Seven cities in California are suing energy companies claiming that their contribution to global warming puts their municipalities at grave risk. That the energy industry giants misrepresented the dangers and in exchange for this malfeasance these cities should be rewarded with a little court-ordered public policy victory and some jackpot justice.
Somone at Exxon-Mobile decided to turn the tables. They are asking why the catastrophic claims made by these same municipalities in their lawsuit do no match the language used to woo bond investors?
In its lawsuit against energy companies, the city of Oakland declared “Global warming has caused and continues to cause accelerated sea level rise in San Francisco Bay and the adjacent ocean with severe, and potentially catastrophic, consequences for Oakland.” The filing predicted by 2050, 100-year floods will be occurring every 2.3 years and by 2100, once a week.
There are a plethora of organizations operating in New Hampshire working the threat of catastrophic, man-made, sea-level rise as a wedge issue to grow government, budgets, inflate local projects, raise taxes, and micro-manage people’s day-to-day lives.
But when Oakland, who claims severe and potentially catastrophic consequences in a lawsuit lays it out for potential bond investors, things take on a whole new tune.
“The City is unable to predict when seismic events, fires or other natural events, such as sea rise or other impacts of climate change, or flooding from a major storm, could occur, when they may occur, and, if any such events occur, whether they will have a material adverse effect on the business operations or financial condition of the City or the local economy.”
Is there a 97% consensus on this inability to predict narrative, because enquiring “scientific” minds would like to know if you are guilty of either fraud or fraud?
A potential fraud perpetrated in harmony and on this scale comes with additional legal problems (collusion) for the cities in California, but maybe not just California.

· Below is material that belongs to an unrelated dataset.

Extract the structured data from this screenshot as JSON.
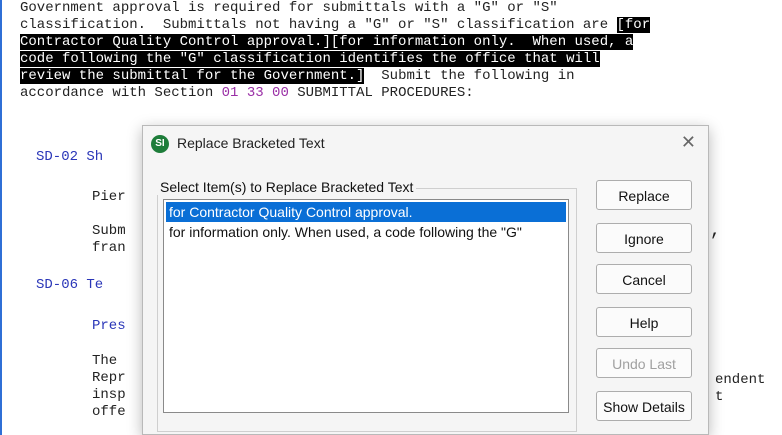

The city of Portsmouth, New Hampshire, living as it does on the coast and in the cross-hairs of man-made global warming mischief has a triple-A bond rating from Standards and Poors and an Aa1 rating from Moodys.
Is Portsmouth misleading investors, Moody’s, or Standard and Poors or, as is more likely the case, investors can sleep easy knowing that their investment is safe in a beautiful city and it is in fact the voters and taxpayers in New Hampshire who are the more likely victims of fraud?